Adrian J. Boas
Whenever I think of a country house, a Wodehouseian vision comes to mind, a rather grand ivy-covered Palladian or Neo-Gothic mansion with a gatehouse, a grand entrance, wings and turrets, a library, an orangery, filled with archaic furnishings and archaic residents, surrounded by broad vistas of lawns, trees, lakes and follies. For me, the image is formed from memories of visits to Chiswick, Longleat, Kenwood and Hatfield when in the mid-70s I lived for two years in London. Those houses, on a rather grander scale, reminded me of antipodean equivalents that I had encountered in my childhood, suburban goldrush-era, Italianate mansions with names like Como, Ripponlea, Labassa. Every country has its own particular version; rural estates, halls, manor houses, palatial countryside residences; the German salhof, for example. In recollecting his amble through Germany and Austria in 1933, the writer Patrick Leigh Fermor referred to the archetypal schloss, somewhere between castle, monastery and farm, and this definition sums up many such constructions including those encountered in other countries such as the châteaux or manoirs in France (maisons-fortes when fortified) and the casa solariega in Spain. In Holland there is the hofstede and the dwór or dworek in Poland. Such houses might be fortified, but generally were not, as they were residences rather than places of refuge or defence. They were also centres of rural administration, and were symbols of ownership, wealth, and power, ever more grand when their owners were higher in rank and greater of means.

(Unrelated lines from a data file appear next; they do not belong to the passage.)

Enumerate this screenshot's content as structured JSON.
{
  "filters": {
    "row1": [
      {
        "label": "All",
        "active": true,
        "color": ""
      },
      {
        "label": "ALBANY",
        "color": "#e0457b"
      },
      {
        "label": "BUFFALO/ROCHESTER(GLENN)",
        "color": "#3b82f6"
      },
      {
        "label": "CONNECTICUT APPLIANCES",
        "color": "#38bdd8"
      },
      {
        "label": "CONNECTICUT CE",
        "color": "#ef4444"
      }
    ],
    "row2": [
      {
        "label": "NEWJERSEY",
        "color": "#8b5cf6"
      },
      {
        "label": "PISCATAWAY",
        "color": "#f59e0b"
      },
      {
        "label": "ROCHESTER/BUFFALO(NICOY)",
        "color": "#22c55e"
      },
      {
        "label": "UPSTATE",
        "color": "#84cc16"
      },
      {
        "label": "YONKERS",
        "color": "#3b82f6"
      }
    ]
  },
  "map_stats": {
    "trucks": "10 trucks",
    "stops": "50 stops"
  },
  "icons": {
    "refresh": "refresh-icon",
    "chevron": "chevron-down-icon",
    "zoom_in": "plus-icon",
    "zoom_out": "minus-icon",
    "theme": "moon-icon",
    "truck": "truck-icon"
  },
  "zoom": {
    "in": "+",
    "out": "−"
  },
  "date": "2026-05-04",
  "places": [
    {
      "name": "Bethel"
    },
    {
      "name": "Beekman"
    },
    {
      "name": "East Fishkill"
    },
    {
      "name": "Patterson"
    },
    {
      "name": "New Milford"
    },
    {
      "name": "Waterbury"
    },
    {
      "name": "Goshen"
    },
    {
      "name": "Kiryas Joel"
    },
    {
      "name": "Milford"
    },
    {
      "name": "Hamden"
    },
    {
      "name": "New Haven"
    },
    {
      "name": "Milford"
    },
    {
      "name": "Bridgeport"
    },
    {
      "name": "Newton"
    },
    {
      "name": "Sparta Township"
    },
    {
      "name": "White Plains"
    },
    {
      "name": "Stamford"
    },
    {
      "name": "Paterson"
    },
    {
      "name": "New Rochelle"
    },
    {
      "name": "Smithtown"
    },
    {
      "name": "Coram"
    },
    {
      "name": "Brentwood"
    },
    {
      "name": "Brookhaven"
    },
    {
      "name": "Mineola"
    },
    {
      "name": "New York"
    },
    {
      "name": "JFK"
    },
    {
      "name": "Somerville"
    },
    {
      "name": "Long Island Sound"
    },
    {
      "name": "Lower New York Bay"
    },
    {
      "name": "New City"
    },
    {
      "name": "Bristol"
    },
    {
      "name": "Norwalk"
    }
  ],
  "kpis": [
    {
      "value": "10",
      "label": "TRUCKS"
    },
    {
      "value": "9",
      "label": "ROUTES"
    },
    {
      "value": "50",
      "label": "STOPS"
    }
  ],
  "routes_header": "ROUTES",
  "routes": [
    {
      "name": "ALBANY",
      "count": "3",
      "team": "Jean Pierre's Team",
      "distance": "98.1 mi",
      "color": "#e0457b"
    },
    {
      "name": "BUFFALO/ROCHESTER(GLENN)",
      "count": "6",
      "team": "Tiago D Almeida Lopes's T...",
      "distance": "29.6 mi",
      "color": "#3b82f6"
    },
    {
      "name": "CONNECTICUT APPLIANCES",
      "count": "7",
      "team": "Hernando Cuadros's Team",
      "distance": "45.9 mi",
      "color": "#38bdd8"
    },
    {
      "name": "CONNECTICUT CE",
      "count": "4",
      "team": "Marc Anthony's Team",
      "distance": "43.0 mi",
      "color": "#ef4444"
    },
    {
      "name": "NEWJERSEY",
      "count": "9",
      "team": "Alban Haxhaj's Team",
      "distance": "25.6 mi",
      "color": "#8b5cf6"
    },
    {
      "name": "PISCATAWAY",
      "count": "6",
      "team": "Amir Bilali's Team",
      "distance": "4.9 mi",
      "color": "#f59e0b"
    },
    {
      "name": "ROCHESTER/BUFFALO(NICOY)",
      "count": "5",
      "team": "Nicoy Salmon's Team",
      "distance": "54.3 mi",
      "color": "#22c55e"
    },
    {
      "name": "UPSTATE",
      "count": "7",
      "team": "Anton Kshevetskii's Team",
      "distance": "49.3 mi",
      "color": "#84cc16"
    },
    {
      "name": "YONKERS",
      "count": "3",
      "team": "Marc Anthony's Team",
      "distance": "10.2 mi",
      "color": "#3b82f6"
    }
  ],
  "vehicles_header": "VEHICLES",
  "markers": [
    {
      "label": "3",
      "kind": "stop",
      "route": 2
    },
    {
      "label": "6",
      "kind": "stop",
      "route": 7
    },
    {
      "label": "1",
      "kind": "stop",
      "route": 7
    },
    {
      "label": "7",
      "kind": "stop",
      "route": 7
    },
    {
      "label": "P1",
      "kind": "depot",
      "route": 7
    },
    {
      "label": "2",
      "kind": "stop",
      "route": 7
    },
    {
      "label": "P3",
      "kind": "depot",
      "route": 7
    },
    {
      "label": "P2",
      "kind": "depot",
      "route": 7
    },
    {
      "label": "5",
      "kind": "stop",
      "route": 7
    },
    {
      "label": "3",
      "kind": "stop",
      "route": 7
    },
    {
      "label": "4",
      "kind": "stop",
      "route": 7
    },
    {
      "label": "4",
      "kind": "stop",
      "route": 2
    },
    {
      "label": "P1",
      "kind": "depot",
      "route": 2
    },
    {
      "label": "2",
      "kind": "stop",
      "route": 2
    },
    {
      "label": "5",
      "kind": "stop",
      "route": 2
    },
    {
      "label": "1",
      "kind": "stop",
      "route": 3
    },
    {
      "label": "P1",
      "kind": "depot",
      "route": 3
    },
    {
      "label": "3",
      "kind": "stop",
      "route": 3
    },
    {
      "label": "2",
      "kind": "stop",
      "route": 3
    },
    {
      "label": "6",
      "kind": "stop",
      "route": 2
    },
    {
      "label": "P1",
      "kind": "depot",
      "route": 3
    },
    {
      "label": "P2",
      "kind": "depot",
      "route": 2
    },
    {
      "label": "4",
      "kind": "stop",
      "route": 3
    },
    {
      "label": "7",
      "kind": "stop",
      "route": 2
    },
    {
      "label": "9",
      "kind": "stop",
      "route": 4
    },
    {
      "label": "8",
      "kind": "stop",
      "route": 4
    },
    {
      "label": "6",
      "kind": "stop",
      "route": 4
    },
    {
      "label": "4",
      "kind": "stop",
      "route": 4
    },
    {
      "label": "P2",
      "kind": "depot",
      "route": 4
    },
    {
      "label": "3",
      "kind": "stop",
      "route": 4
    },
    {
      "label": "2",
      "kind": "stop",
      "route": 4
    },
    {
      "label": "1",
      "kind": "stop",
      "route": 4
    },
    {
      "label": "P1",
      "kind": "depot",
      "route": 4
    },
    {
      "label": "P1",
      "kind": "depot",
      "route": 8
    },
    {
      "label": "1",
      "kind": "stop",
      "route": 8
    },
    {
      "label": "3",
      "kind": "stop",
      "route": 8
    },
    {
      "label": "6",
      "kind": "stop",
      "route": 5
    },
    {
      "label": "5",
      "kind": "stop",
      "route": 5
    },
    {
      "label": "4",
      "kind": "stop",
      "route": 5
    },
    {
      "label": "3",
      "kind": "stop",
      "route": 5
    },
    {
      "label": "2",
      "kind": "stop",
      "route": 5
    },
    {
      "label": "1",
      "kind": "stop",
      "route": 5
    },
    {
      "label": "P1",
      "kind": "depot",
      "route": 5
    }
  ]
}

Many buildings in the countryside of the crusader states fall somewhere under this category and in the past were often referred to as manor houses. They were not the palatial stately homes such as some of their European counterparts became, nor indeed, were they truly manor houses, as there were no manors in the Latin East. Today they are often more appropriately referred to as rural estate centres, for that indeed was their primary function - to serve as residences of stewards administrating the largely non-Frankish peasantry, and containing what was needed to sustain rural administration, such communal installations as mills and ovens that the peasants were required to use, wine an oil presses, and barns, byres and vaults used to store produce collected from the peasants as tithes and taxes.
All of them today are in various degrees of ruin, and this is because they were anomalies, unknown in the Levantine landscape before the arrival of the Franks, and purposeful only as long as the society that introduced and required them existed. Once the Franks had been expelled there was no need or desire for their upkeep. In this, to a degree, they are like the fortresses that also largely disappeared at the end of Frankish rule; symbols of a society that for a period imposed its way of life, until, like sandcastles built on the shoreline, they were washed away and only a memory remained.